SANDRA ET RODRIGO Tristan Suarez, janvier 2008 © Franck Boutonnet
Médiathèque du 4eme-Lyon 12, rue de Cuire 69004 Lyon France
Le 24 mars 1976, le peuple argentin subit un coup d’état militaire. C’est le début d’une ère de répression sanglante, où quelque 30 000 personnes disparaissent et près de 500 bébés sont volés. Mais s’ouvre également une période d’ultralibéralisme débridé, qui survivra même à la dictature. Les 19 et 20 décembre 2001, après 25 ans de politique économique néolibérale catastrophique, orchestrée de concert par le FMI, la réserve fédérale américaine et certaines banques privées, et une dette extérieure vertigineuse, le peuple, exsangue, se soulève. Et malgré une répression à balles réelles, les manifestants résistent. Le président Fernando de la Rua est contraint de s’enfuir piteusement par hélicoptère du toit de la Casa Rosada, le palais présidentiel situé au cœur de Buenos Aires au bout de la célèbre place de Mai.

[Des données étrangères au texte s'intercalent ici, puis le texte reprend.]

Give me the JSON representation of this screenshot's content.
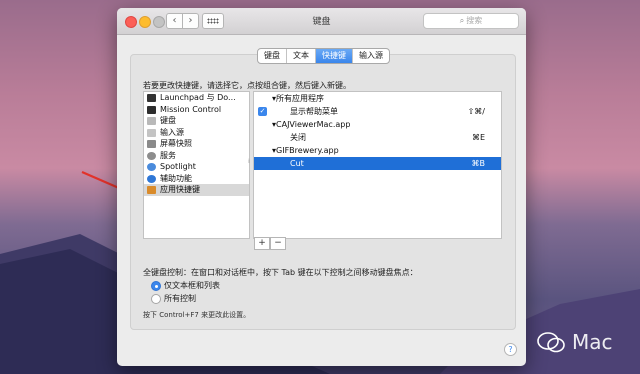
{
  "window": {
    "title": "键盘",
    "search_placeholder": "搜索",
    "nav_back": "‹",
    "nav_forward": "›"
  },
  "tabs": [
    {
      "label": "键盘",
      "active": false
    },
    {
      "label": "文本",
      "active": false
    },
    {
      "label": "快捷键",
      "active": true
    },
    {
      "label": "输入源",
      "active": false
    }
  ],
  "instruction": "若要更改快捷键，请选择它，点按组合键，然后键入新键。",
  "categories": [
    {
      "label": "Launchpad 与 Do...",
      "icon": "launchpad-icon",
      "color": "#333333",
      "selected": false
    },
    {
      "label": "Mission Control",
      "icon": "mission-control-icon",
      "color": "#2d2d2d",
      "selected": false
    },
    {
      "label": "键盘",
      "icon": "keyboard-icon",
      "color": "#b9b9b9",
      "selected": false
    },
    {
      "label": "输入源",
      "icon": "input-source-icon",
      "color": "#c4c4c4",
      "selected": false
    },
    {
      "label": "屏幕快照",
      "icon": "screenshot-icon",
      "color": "#8a8a8a",
      "selected": false
    },
    {
      "label": "服务",
      "icon": "gear-icon",
      "color": "#8d8d8d",
      "selected": false
    },
    {
      "label": "Spotlight",
      "icon": "spotlight-icon",
      "color": "#4a8bdc",
      "selected": false
    },
    {
      "label": "辅助功能",
      "icon": "accessibility-icon",
      "color": "#2f77d6",
      "selected": false
    },
    {
      "label": "应用快捷键",
      "icon": "app-shortcuts-icon",
      "color": "#d98b2b",
      "selected": true
    }
  ],
  "shortcuts": [
    {
      "type": "group",
      "label": "▾所有应用程序"
    },
    {
      "type": "item",
      "label": "显示帮助菜单",
      "key": "⇧⌘/",
      "checked": true,
      "selected": false
    },
    {
      "type": "group",
      "label": "▾CAJViewerMac.app"
    },
    {
      "type": "item",
      "label": "关闭",
      "key": "⌘E",
      "checked": false,
      "selected": false
    },
    {
      "type": "group",
      "label": "▾GIFBrewery.app"
    },
    {
      "type": "item",
      "label": "Cut",
      "key": "⌘B",
      "checked": false,
      "selected": true
    }
  ],
  "buttons": {
    "add": "+",
    "remove": "−"
  },
  "keyboard_control": "全键盘控制：在窗口和对话框中，按下 Tab 键在以下控制之间移动键盘焦点：",
  "radios": [
    {
      "label": "仅文本框和列表",
      "on": true
    },
    {
      "label": "所有控制",
      "on": false
    }
  ],
  "hint": "按下 Control+F7 来更改此设置。",
  "help": "?",
  "watermark": "Mac",
  "accent": "#3a86ec"
}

S’ensuivra une période euphorique où beaucoup d’Argentins, las d’un système qui les accule de plus en plus, réinventent un « vivre ensemble ». Leurs actions s’inscrivent souvent dans une vie de quartier où d’autres modes de production, d’échanges et d’inventions collectives sont expérimentés. Depuis, de nouvelles élections ont eu lieu, voyant se succéder la dynastie des Kirchner à la présidence de la République, Nestor et Cristina, se revendiquant du péronisme. Tout en permettant au pays de sortir de la crise économique profonde, notamment en renégociant le rééchelonnement de la dette privée, les Kirchner répriment durement les mouvements sociaux, notamment ceux issus de la contestation de l’après 2001. Finalement, les bons chiffres macro-économiques cachent un quotidien toujours fragile pour une grande partie de la population, aujourd’hui encore, en 2012.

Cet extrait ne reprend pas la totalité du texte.